Cluster feeding isn’t a forever thing, you will get passed it but you can expect to experience your baby wanting to nurse more frequently during those certain stages of infancy.
Does cluster feeding mean I have low milk supply?
Many mothers are led to think that if their baby is cluster feeding they must be struggling with a low milk supply and can’t produce enough milk for their baby.
Thankfully, that is usually not the case.
Just because your baby is wanting to nurse more frequently, does not mean you aren’t producing enough milk.
It simply means your baby need extra nutrients and energy to keep up with all of the growing they are experiencing.
Cluster feeding is actually pretty cool when you think about it.
Your tiny newborn is basically priming the pump (your boob) to get ready to up its supply and produce more milk.
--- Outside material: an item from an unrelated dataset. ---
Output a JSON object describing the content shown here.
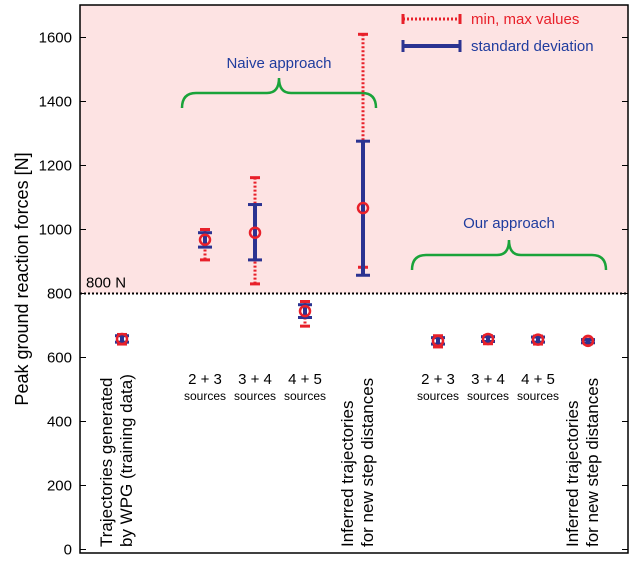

That extra bit of milk production is going to give your baby all of the essential nutrients and fuel they need to grow healthy and strong.
After all that is what supply and demand is all about, right?
The good and the bad when it comes to cluster feeding
Cluster feeding has both good and not so good things about it. Here are a list of benefits and disadvantages when it comes to cluster feeding.
|Baby may be fuller after multiple feedings and sleep longer||Can be exhausting and tiring|
|Extra one and one time with your baby||Is unpredictable|
|Will help you produce more milk||Could create sore nipples|
|The release of oxytocin can help contract and shrink your uterus||Can be time-consuming|
See, it is not all bad. There are some great benefits when it comes to cluster feeding. Plus, it is not a forever thing, and will be over before you know it.
Are you currently dealing with a baby who is cluster feeding? What are some ways that help you deal with cluster feeding and meeting your baby’s needs?